Unfortunately, there is a bipartisan consensus on war as a general solution to international problems, on capitalism, drug war and the prison-industrial complex, on the legitimacy of the enormous spook state, and in general on the idea that private capital should rule the world.

Unfortunately, there are private or semi-public centers of power outside the constitutional arrangement that neither candidate will ever challenge - the Pentagon, the spook state, Wall Street (possibly if it fails again), the central bank, etc.

Unfortunately, the destruction of the ecological basis for human life on earth has once again been no issue in the election. Even though we're about to see the lowest US harvest in many years due to drought, and therefore another food crisis worldwide.

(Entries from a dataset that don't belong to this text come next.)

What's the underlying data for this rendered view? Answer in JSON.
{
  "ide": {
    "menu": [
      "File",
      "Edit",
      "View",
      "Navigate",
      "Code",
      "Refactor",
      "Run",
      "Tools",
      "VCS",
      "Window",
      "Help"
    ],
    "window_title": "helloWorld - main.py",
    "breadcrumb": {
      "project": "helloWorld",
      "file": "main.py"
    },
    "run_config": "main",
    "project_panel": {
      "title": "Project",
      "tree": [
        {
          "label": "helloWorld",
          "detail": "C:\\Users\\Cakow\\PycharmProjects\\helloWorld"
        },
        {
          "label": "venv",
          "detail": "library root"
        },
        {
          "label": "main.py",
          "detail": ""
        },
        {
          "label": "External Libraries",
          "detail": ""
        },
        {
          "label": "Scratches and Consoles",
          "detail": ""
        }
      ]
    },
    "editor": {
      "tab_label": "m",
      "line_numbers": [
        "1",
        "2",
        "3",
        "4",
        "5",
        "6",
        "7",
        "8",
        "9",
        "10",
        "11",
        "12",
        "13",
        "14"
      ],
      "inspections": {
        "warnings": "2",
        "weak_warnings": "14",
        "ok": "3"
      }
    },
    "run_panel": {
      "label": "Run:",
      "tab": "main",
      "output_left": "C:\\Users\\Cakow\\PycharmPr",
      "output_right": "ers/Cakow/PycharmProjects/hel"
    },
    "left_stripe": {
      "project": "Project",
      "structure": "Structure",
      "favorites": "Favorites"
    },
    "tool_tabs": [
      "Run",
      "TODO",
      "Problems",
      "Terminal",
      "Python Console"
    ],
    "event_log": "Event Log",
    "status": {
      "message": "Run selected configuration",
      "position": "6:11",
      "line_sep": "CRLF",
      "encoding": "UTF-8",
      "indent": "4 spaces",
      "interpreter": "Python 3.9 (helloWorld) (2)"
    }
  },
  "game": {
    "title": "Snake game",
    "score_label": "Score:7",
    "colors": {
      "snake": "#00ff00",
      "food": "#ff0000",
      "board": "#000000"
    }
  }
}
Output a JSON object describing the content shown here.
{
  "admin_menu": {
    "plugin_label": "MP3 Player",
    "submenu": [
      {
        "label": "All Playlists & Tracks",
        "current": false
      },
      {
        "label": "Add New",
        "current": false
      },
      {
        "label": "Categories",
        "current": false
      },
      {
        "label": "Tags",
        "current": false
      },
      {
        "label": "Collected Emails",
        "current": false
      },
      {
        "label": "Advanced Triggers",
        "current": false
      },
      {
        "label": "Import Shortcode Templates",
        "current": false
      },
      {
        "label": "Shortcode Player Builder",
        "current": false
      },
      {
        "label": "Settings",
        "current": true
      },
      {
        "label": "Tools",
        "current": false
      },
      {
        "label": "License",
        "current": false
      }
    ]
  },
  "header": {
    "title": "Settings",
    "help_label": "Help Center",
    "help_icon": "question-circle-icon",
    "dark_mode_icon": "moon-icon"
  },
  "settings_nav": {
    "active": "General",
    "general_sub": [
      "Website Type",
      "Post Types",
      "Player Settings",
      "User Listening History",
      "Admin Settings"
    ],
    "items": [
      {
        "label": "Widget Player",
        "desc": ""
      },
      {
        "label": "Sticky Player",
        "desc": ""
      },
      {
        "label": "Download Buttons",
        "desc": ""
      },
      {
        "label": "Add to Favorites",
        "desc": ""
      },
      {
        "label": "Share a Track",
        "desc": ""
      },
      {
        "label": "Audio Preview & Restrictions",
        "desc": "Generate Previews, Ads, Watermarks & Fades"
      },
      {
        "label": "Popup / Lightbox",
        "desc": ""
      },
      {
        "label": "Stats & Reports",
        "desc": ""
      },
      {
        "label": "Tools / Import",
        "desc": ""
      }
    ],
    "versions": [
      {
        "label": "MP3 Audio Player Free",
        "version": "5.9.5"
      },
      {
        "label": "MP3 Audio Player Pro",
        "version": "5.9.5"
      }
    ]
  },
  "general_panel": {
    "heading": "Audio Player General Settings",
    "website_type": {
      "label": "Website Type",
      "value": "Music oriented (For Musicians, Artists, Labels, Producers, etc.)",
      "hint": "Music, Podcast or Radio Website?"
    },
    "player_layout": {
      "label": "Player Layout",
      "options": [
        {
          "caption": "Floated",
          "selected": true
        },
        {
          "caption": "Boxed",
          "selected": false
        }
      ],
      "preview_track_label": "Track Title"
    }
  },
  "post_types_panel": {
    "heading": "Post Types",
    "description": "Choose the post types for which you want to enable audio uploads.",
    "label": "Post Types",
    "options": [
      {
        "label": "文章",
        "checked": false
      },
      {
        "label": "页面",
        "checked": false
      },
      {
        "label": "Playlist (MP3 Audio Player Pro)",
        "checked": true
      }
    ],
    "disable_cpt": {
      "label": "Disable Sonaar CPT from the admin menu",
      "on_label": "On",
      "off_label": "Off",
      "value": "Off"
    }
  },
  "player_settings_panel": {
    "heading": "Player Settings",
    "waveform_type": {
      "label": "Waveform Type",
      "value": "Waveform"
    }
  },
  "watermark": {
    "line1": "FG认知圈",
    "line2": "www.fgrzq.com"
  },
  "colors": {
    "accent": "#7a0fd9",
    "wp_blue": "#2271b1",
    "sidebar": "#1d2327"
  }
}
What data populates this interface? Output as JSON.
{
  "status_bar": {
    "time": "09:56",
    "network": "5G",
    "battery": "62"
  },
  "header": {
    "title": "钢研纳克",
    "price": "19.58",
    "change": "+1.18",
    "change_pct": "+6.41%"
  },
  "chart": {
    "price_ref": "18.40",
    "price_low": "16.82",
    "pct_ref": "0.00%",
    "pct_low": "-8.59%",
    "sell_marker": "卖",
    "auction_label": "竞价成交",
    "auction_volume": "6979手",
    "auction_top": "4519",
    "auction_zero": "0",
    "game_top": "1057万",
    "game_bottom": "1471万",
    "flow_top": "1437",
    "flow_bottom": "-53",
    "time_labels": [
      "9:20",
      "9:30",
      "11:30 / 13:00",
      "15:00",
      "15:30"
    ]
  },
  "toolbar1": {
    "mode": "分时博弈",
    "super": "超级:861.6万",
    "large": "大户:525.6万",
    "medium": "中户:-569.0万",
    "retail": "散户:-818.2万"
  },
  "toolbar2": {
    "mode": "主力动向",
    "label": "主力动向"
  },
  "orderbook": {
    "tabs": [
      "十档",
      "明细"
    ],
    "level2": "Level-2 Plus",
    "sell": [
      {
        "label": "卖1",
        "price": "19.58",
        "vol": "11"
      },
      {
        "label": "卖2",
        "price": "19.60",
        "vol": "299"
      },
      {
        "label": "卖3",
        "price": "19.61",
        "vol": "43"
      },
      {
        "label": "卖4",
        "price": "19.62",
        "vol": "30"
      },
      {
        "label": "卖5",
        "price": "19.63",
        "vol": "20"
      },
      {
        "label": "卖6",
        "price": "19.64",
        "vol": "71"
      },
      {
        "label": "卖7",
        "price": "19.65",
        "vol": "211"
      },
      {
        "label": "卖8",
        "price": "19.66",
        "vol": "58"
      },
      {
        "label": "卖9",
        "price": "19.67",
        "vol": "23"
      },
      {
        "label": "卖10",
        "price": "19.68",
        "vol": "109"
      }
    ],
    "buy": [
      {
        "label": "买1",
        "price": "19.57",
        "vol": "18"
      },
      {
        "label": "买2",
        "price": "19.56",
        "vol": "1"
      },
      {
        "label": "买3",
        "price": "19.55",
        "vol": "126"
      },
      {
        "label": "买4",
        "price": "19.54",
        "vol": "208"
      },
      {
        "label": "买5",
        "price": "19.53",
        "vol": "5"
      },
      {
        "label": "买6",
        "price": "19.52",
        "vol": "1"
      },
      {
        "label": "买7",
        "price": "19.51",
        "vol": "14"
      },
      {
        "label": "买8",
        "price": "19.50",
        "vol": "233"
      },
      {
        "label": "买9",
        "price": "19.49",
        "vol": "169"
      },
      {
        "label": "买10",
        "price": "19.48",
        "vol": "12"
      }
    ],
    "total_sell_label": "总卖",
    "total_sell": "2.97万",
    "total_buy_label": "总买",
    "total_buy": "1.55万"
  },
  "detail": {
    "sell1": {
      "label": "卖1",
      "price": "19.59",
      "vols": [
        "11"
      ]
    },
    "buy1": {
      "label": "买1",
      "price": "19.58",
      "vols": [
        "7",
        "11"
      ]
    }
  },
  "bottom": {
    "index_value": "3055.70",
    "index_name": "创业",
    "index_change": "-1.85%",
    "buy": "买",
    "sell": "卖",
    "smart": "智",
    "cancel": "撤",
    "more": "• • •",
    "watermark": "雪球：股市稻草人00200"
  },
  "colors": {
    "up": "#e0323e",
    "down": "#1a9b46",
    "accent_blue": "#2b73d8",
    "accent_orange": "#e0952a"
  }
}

Unfortunately, neither is going to take real steps to end dependency on fossil fuels.

Unfortunately, Bush and then Obama rescued the big criminal banks and none of the major perpetrators have had to fear either prosecution or claw back.

Unfortunately, Obama rescued the Bush regime criminals from prosecution.

Only movements will change these conditions. So vote, but don't pretend you've accomplished anything by doing so. Get out there and work for change, because the best thing you're going to get out of an election (Obama) merely means the corporate status quo, as opposed to the corporate extremism (and right-wing social program) of Romney.